Special IMAC Agaroses
Immobilized metal affinity chromatography, or IMAC, has been employed for many applications making use of its versatile interaction with aromatic nitrogens and phosphates. To this end, NTA matrices have been loaded with a broad range of transition metals, as optimized for the individual interaction. Most commonly used alternative transition metals are copper (Cu), iron (Fe), and zinc (Zn), but also gallium (Ga), aluminium (Al), and zirconium (Zr) are sometimes used.
Special IMAC resins with IDA matrix coupled to different metal ions, can be ordered as customized resins. Feel free to contact
Applications that can be addressed with IMAC:
- Purification of phosphorylated proteins and peptides (Fe, Ga, Al, Zr)
- Purification of zinc-finger or copper-binding proteins (Zn, Cu)
- Purification of his-tagged proteins with different specificity (Zn, Cu, Co)
- MagBeads also available
Our Special IMAC Resins in detail
Purification of phosphorylated proteins
IMAC methods, in particular Fe-NTA or Ga-NTA, have been widely used to enrich phosphoproteins and phosphopeptides as part of the sample preparation for mass spectrometry (1,3,4). Depending on the sample, and the kind of phosphorylated proteins to be analyzed, also other transition metals, such as zirconium or aluminium have been loaded on NTA or IDA matrices for enrichment (6). Also, magnetic beads have been useful for this kind of sample preparation (2).
Fig. 1: PureCube His Affinity Resins feature flexible ligand loading. Both IDA and NTA resins can be loaded with the metal ion most suitable for a given application (Fe: iron, Ni: nickel, Cu: copper, Co: cobalt; Al: aluminium
Purification of zinc-finger proteins
When purifying his-tagged zinc-finger proteins which require a bound zinc ion for activity, it is often advisable to use Zn-IMAC instead of Ni-IMAC materials. Zinc matrices provide a high specificity for his-tagged protein purification (see Fig. 2) and an exchange of zinc bound to the active site of the protein by nickel is avoided (6). At the same time, non-tagged zinc-finger proteins can be purified using zinc IMAC matrices, simply by their affinity to this metal (5). Similar approaches have been done to enrich copper-binding proteins by Cu-IMAC, in particular with plant extracts (7).
Fig. 2: Affinity and specificity of metal ions commonly used for IMAC. Loading an IMAC resin with different metal ions can adjust the affinity and specificity to optimize the purity and yield of a purified protein.
Different metal ions confer different binding affinity and specificity
Loading different metal ions to a resin results in differing affinity and specificity for a his-tagged protein. Generally, cobalt exhibits the higest binding specificity of commonly used IMAC metal ions, leading to relatively low yields but high purity. Copper, at the other end of the spectrum, has a high affinity leading to high yields but unspecific binding. In searching for the optimal resin to purify a protein, it is recommended to explore different chelating ligands (IDA or NTA) and different metal ions.
1. Albuquerque, C.P. et al. A multidimensional chromatography technology for in-depth phosphoproteome analysis. Mol Cell Proteomics (2008), 7(7), 1389-1396.

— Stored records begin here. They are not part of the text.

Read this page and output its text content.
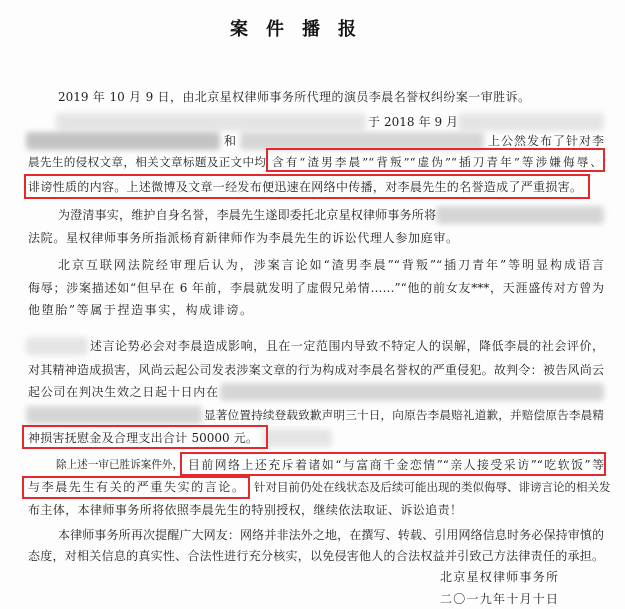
案 件 播 报
2019 年 10 月 9 日，由北京星权律师事务所代理的演员李晨名誉权纠纷案一审胜诉。
于 2018 年 9 月
和	上公然发布了针对李
晨先生的侵权文章，相关文章标题及正文中均 含有“渣男李晨”“背叛”“虚伪”“插刀青年”等涉嫌侮辱、
诽谤性质的内容。上述微博及文章一经发布便迅速在网络中传播，对李晨先生的名誉造成了严重损害。
为澄清事实，维护自身名誉，李晨先生遂即委托北京星权律师事务所将
法院。星权律师事务所指派杨育新律师作为李晨先生的诉讼代理人参加庭审。
北京互联网法院经审理后认为，涉案言论如“渣男李晨”“背叛”“插刀青年”等明显构成语言
侮辱；涉案描述如“但早在 6 年前，李晨就发明了虚假兄弟情……”“他的前女友***，天涯盛传对方曾为
他堕胎”等属于捏造事实，构成诽谤。
述言论势必会对李晨造成影响，且在一定范围内导致不特定人的误解，降低李晨的社会评价，
对其精神造成损害，风尚云起公司发表涉案文章的行为构成对李晨名誉权的严重侵犯。故判令：被告风尚云
起公司在判决生效之日起十日内在
显著位置持续登载致歉声明三十日，向原告李晨赔礼道歉，并赔偿原告李晨精
神损害抚慰金及合理支出合计 50000 元。
除上述一审已胜诉案件外， 目前网络上还充斥着诸如“与富商千金恋情”“亲人接受采访”“吃软饭”等
与李晨先生有关的严重失实的言论。 针对目前仍处在线状态及后续可能出现的类似侮辱、诽谤言论的相关发
布主体，本律师事务所将依照李晨先生的特别授权，继续依法取证、诉讼追责！
本律师事务所再次提醒广大网友：网络并非法外之地，在撰写、转载、引用网络信息时务必保持审慎的
态度，对相关信息的真实性、合法性进行充分核实，以免侵害他人的合法权益并引致己方法律责任的承担。
北京星权律师事务所
二〇一九年十月十日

2. Herskowitz, J., et al. Phosphoproteomic analysis reveals site-specific changes in GFAP and NDGR2 phosphorylation in frontotemporal lobar degeneration. J. Proteome Res (2010), 9(12):6368-6379.
3. Yu, P. et al. Global analysis of neuronal phosphoproteome regulation by chondroitin sulfate proteoglycans. PLoS One (2013), 8,3, e59285.

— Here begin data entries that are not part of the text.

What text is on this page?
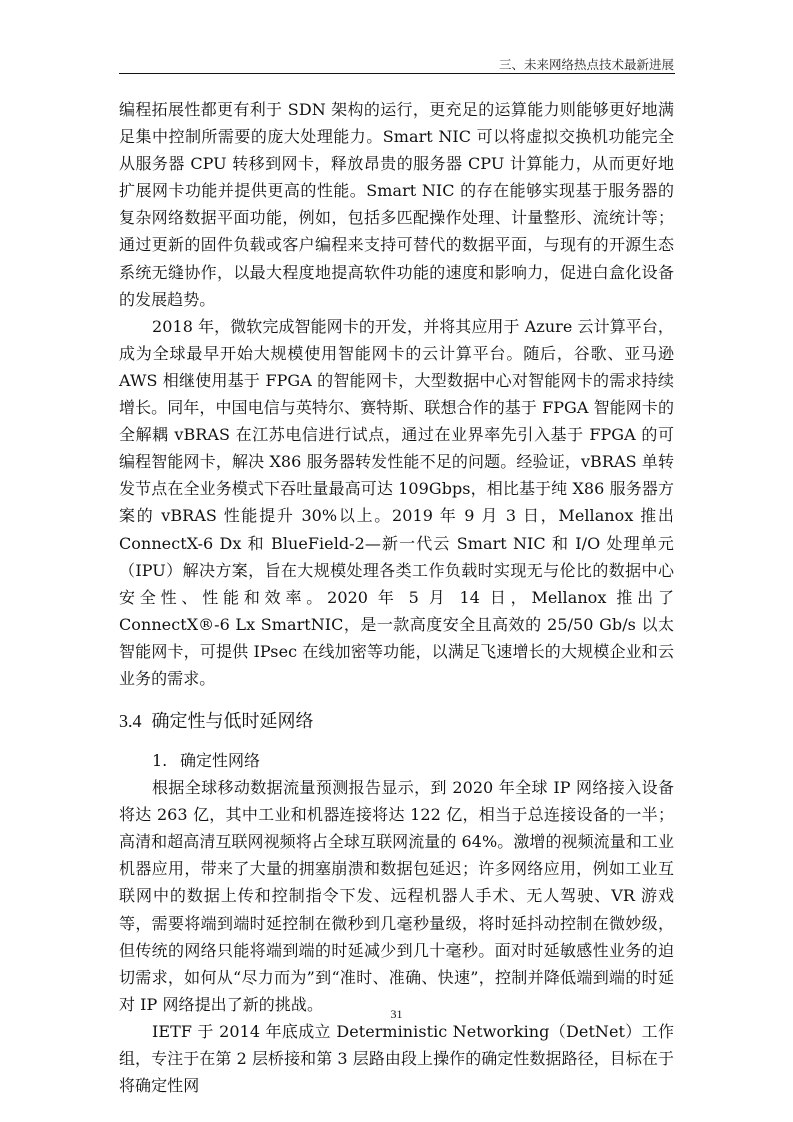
三、未来网络热点技术最新进展

编程拓展性都更有利于 SDN 架构的运行，更充足的运算能力则能够更好地满足集中控制所需要的庞大处理能力。Smart NIC 可以将虚拟交换机功能完全从服务器 CPU 转移到网卡，释放昂贵的服务器 CPU 计算能力，从而更好地扩展网卡功能并提供更高的性能。Smart NIC 的存在能够实现基于服务器的复杂网络数据平面功能，例如，包括多匹配操作处理、计量整形、流统计等；通过更新的固件负载或客户编程来支持可替代的数据平面，与现有的开源生态系统无缝协作，以最大程度地提高软件功能的速度和影响力，促进白盒化设备的发展趋势。

2018 年，微软完成智能网卡的开发，并将其应用于 Azure 云计算平台，成为全球最早开始大规模使用智能网卡的云计算平台。随后，谷歌、亚马逊 AWS 相继使用基于 FPGA 的智能网卡，大型数据中心对智能网卡的需求持续增长。同年，中国电信与英特尔、赛特斯、联想合作的基于 FPGA 智能网卡的全解耦 vBRAS 在江苏电信进行试点，通过在业界率先引入基于 FPGA 的可编程智能网卡，解决 X86 服务器转发性能不足的问题。经验证，vBRAS 单转发节点在全业务模式下吞吐量最高可达 109Gbps，相比基于纯 X86 服务器方案的 vBRAS 性能提升 30%以上。2019 年 9 月 3 日，Mellanox 推出 ConnectX-6 Dx 和 BlueField-2—新一代云 Smart NIC 和 I/O 处理单元（IPU）解决方案，旨在大规模处理各类工作负载时实现无与伦比的数据中心安全性、性能和效率。2020 年 5 月 14 日，Mellanox 推出了 ConnectX®-6 Lx SmartNIC，是一款高度安全且高效的 25/50 Gb/s 以太智能网卡，可提供 IPsec 在线加密等功能，以满足飞速增长的大规模企业和云业务的需求。

3.4 确定性与低时延网络

1. 确定性网络

根据全球移动数据流量预测报告显示，到 2020 年全球 IP 网络接入设备将达 263 亿，其中工业和机器连接将达 122 亿，相当于总连接设备的一半；高清和超高清互联网视频将占全球互联网流量的 64%。激增的视频流量和工业机器应用，带来了大量的拥塞崩溃和数据包延迟；许多网络应用，例如工业互联网中的数据上传和控制指令下发、远程机器人手术、无人驾驶、VR 游戏等，需要将端到端时延控制在微秒到几毫秒量级，将时延抖动控制在微妙级，但传统的网络只能将端到端的时延减少到几十毫秒。面对时延敏感性业务的迫切需求，如何从“尽力而为”到“准时、准确、快速”，控制并降低端到端的时延对 IP 网络提出了新的挑战。

IETF 于 2014 年底成立 Deterministic Networking（DetNet）工作组，专注于在第 2 层桥接和第 3 层路由段上操作的确定性数据路径，目标在于将确定性网

31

4. Aryal, U.K. et al. Optimization of immobilized Gallium (III) ion affinity chromatography for selective binding and recovery of phosphopeptides from protein digests. Journal of Biomolecular Techniques (2008), 19:296-310.
5. Vorácková, I. et al. Purification of proteins containing zinc finger domains using immobilized metal ion affinity chromatography. Protein Expr. Purif. (2011) 79(1):88-95.
6. Block et. al. Immobilized-metal affinity chromatography (IMAC) a review. Methods Enzymol. (2009), 463:439-73.
7. Kung. C.C. et al. Proteomic survey of copper-binding proteins in Arabidopsis roots by immobilized metal affinity chromatography and mass spectrometry. Proteomics (2006), 6(9)2746-58.